According to Mortgage Choice's 2015 Money Survey, 53.6% of Australians indicated that they were either “very worried” or “concerned” about their finances – slightly up on this time last year.
Mortgage Choice spokesperson Jessica Darnbrough said while the vast majority of respondents are concerned by their financial situation, the survey shows most Australians are actually saving more money and paying off debt faster than ever before.
“When asked how much debt (excluding a mortgage) they had, 56.0% of Australians said they had less than $10,000 in debt, with 43.2% of those saying their debt was actually less than $5,000,” she said.
“Furthermore, one in every three Australians indicated that they had more than $20,000 in savings – up from the previous year. In 2014, less than 30% of respondents indicated that they had more than $20,000 in savings, with 49.9% stating that they had less than $10,000 stored away in their bank account.
“Finally, the majority of Australians said they like to keep a close eye on their day to day spending habits, with 60.8% admitting they check their bank accounts at least once a week – up from 55.9% in 2014.
“All of this data would suggest Australians are becoming increasingly savvy when it comes to managing their finances and controlling their spending.”
Of course, while the survey results would suggest Australians continue to hone and improve their money management skills, Ms Darnbrough said the fact that so many Australians are worried about their financial situation cannot be underestimated.
“For those who do worry about their financial situation on a regular basis, there are a few easy tricks they can implement to better manage their finances, save more money and pay down their debts faster,” she said.
Mortgage Choice identifies the top three tips Australians can implement to better manage their finances:
- Consolidate: If you have quite a bit of credit card debt or a few personal loans with high interest rates, you might consider consolidating this debt into your home loan.
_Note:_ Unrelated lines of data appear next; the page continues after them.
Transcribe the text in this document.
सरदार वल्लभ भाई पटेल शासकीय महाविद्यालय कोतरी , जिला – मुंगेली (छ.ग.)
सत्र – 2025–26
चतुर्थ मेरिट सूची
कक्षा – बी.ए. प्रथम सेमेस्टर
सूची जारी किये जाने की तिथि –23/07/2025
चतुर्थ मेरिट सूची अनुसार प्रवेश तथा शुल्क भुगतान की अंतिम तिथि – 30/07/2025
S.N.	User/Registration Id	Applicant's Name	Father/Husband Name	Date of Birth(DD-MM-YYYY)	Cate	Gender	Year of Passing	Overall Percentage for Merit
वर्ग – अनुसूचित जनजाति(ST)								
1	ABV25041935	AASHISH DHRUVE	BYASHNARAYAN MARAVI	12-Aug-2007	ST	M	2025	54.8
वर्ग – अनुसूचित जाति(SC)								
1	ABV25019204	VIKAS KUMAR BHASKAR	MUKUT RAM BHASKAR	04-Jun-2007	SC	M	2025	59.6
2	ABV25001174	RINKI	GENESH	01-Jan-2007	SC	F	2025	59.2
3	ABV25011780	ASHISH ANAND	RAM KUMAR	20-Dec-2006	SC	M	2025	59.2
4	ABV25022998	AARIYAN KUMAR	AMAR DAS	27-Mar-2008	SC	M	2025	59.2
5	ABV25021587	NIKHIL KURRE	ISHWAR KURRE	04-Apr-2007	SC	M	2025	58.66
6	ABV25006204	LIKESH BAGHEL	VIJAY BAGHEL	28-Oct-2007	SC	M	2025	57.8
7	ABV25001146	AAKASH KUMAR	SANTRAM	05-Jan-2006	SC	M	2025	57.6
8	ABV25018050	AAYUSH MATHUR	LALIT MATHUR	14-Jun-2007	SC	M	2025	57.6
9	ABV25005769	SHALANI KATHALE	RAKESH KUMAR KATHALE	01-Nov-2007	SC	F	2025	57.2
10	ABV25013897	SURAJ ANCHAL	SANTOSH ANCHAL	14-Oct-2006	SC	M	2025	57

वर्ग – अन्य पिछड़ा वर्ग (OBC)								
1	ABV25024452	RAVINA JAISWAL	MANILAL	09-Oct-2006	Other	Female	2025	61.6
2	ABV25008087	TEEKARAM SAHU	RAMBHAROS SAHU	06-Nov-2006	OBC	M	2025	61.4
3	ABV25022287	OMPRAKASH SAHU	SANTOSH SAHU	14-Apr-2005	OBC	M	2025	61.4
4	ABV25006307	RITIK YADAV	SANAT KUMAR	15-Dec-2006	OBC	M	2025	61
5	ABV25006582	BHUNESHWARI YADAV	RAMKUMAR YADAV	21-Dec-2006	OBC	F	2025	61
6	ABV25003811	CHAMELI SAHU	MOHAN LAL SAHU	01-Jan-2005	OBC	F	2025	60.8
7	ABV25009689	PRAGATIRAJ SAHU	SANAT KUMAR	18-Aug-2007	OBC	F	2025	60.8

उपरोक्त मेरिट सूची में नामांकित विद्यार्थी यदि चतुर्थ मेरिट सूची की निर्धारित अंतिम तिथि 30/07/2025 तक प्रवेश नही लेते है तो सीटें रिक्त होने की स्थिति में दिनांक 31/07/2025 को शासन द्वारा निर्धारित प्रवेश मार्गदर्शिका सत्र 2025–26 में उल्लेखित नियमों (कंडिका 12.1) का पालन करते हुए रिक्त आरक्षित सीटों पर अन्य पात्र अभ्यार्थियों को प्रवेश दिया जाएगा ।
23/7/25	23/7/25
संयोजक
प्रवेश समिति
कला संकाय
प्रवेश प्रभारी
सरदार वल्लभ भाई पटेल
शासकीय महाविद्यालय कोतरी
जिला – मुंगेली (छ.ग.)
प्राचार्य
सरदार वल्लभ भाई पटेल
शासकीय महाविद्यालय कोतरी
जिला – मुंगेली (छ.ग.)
Consolidating your existing debt into your home loan can help you to reduce the interest you pay on each of your debts – as the interest rate on a home loan is generally a lot lower than the interest charged on credit cards.
- Transfer balances: If you have a sound credit history but a few credit cards with high interest rates, you may be able to negotiate with your financial institution to have your credit card debt transferred onto another card with a lower interest rate. Sometimes you can even get a low introductory interest rate and use this period to make extra payments on your card.
- Use a high interest savings account: By investing your money into a high interest savings account you could be regularly earning interest on your savings. These accounts often cannot be accessed via ATM or EFTPOS, which should also help to reduce any impulse spending.